Downtown Little League players and parents luckily escaped
death on Sat., May 17, when a piece of metal fell off the
Goldman Sachs building under construction and crashed onto the
Battery Park City ballfields across the street.
It was yet
another reminder of how unsafe building construction and
demolitions are all over the city and in Lower Manhattan, in
particular.
After a tower crane accident killed seven people in Midtown
in March, city inspections of cranes found problems with three
in Lower Manhattan, including at Goldman.
The chronically dysfunctional Buildings Department did not
inspect the Deutsche Bank’s standpipe before last August’s
fatal fire across from the World Trade Center site, in which
two Village firefighters perished, nor did it step in and warn
the public about the serious safety violations it was
uncovering.
There were signs last week that Buildings may finally be
getting the message that things must change. We were
pleasantly shocked to learn that not only will Goldman and its
contractor, Tishman Construction Corporation, have to come up
with a new and better safety plan, but that the Buildings
Department will not let the firms resume work in Battery Park
City until they present the plan to Community Board 1 at a
public meeting.
But community review, better safety on one project and the
recent announcement about hiring 63 new building inspectors is
far from enough. There are clear problems with safety
regulations that must addressed.
The dirty little secret about construction in the city is
that deaths are not uncommon. Government leaders and
developers have been looking the other way for decades.
Assemblymember Deborah Glick, in a recent op-ed we
published, argued convincingly that the city has let the
construction boom continue without slowing things down to fix
the obvious safety problems.
In the wake of the Goldman accident, Councilmember Alan
Gerson has proposed the city take a close look at the tighter
construction regulations in London and the European Union. In
London, materials being hoisted are required to be secured — a
regulation that probably would have prevented the Goldman
accident.
High winds may have also contributed to the Goldman
accident. Better wind regulations are needed.
The ballfields are not only vulnerable to the Goldman
project, but they are even closer to two residential towers
being built by Milstein Properties. Better safety measures
must be in place before these towers go up.
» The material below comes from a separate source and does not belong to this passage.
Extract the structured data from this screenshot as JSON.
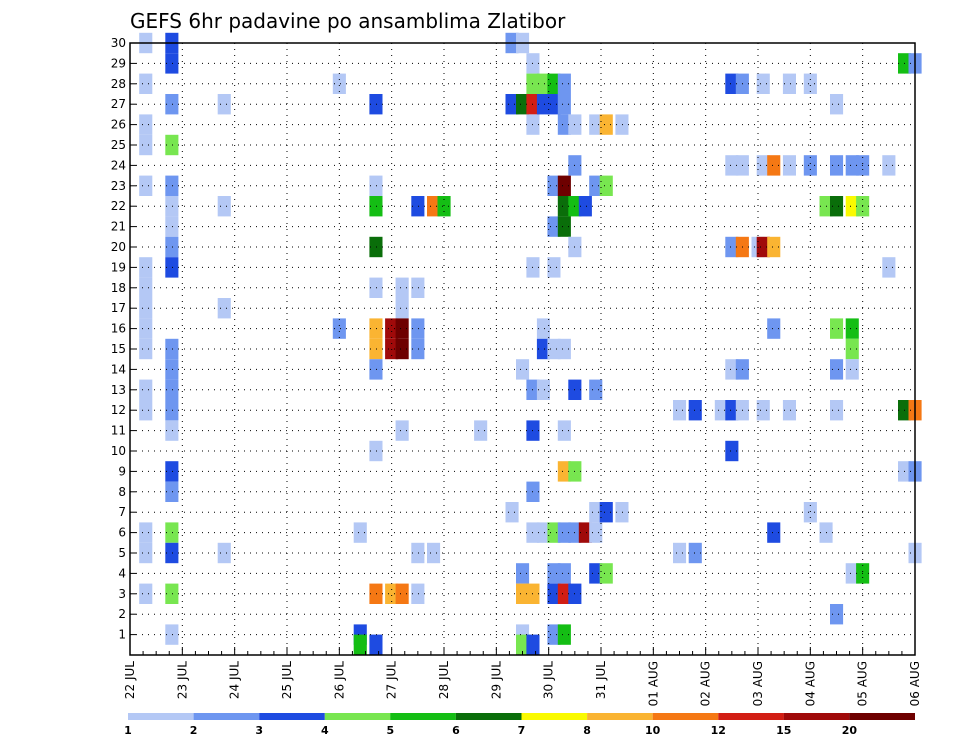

Though there’s understandable sensitivity to construction
safety near fields where children play, safety must be
improved everywhere. Pedestrians, drivers and, of course,
construction workers are near large construction projects
every day and need better protection.
Better safety almost undoubtedly will mean higher
construction costs. But if a developer raises that issue, find
out if he’s willing to tell a grieving parent how much money
he saved by blocking a safety regulation.